そうだった。心の声が神様にはどうやら伝わってしまうようなのだった。だが、こういうタイミングで話す言葉が被ったり妙に強く否定してくるやつらほど実はどちらかが相手のことを"好きなんです"っていうことはありがちなことである。

『そんなことより、アクア。飯も食ったんだし妹にその水の力を伝授してやってくれよ』

『そうね、そろそろ花火が始まるしさっさと終わらせるわ』

『ここ来た理由ほんとはなんなんだよ。アクアのやつ、ここに来てから人のことディスって、飯食べて、特に神様らしいことなにもしてないじゃねーか』

『消すわよ』

相変わらずの性格と凍てつく雰囲気が俺の口を黙らせた。


『次は水の力ね!どんな事ができるようになるの?』

妹がキラキラした視線をアクアに向けて問いかけた。

『そこにいるバカを鎮火してあげることができるようになるわよ』

『誰がバカだ!』

『ろくでもない力を授ける気なんだなぁ!おい!!』

『さぁ、あんた。利き手をだして』

妹は毎度のように右手を差し出した。

『...?』

『どうしたんだよ、アクア』

『どうやら私の力をコピーする枠が足りないようね』

『それってどういうことなの?』

『簡単に説明すれば、上限をあげないといけないのよ。この世界のどこかに隠されたダンジョンを攻略してね』

『それって冒険ってことか?...ってかそもそも今お前、「どこかに隠されたダンジョン」って言ったよな?...っことは探さないといけないのか?』

『異世界ゲームじゃないしそんな冒険っていうほどのものでもないわ。
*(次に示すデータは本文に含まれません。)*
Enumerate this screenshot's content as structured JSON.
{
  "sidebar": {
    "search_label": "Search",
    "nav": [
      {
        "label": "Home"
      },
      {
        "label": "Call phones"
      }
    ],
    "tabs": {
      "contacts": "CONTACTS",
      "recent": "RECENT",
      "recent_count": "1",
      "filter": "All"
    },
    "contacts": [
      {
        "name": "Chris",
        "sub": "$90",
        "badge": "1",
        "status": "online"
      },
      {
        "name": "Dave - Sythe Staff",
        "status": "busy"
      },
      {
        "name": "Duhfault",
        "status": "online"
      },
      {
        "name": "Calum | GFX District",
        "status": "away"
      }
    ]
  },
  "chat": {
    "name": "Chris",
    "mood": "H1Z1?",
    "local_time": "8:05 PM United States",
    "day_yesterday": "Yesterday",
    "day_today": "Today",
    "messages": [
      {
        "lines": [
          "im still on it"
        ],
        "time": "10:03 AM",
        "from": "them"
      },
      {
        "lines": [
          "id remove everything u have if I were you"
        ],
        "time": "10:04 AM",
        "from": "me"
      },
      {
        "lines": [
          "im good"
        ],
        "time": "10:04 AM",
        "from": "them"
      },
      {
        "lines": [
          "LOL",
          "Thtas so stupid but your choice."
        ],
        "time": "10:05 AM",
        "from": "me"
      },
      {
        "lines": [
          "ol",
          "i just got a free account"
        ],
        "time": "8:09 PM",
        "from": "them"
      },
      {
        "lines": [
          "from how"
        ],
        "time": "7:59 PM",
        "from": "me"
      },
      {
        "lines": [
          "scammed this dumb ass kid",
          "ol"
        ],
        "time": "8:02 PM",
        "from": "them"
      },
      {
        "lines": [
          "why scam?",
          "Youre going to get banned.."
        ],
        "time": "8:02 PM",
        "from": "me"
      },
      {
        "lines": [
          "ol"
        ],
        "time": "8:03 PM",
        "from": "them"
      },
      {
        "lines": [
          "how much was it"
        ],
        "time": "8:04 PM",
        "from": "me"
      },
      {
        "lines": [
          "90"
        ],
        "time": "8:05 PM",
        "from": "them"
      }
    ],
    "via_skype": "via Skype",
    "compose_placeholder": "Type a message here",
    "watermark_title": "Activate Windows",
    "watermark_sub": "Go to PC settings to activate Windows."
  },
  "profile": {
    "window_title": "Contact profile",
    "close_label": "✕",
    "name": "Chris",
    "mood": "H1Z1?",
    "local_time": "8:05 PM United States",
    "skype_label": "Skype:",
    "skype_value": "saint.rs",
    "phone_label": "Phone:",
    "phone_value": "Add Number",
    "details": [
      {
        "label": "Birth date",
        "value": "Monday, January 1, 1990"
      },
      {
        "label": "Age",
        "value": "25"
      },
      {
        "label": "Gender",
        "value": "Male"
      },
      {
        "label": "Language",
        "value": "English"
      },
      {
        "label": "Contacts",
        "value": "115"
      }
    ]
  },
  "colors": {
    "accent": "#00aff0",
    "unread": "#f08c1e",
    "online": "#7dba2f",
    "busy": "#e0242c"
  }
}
それにダンジョンは世間の人にはあまり知られてないだけでGoggleで調べたら一発で出てくるはずよ』

『あのー...それ全然隠されてないような気がするんですけど...』

『と、に、か、く!それ楽しいんだよね!じゃあ行こうよ!明日!!』

『『『明日ー!??』』』

こうして俺たちの非日常が本格的に幕を開けたのかもしれないのであった。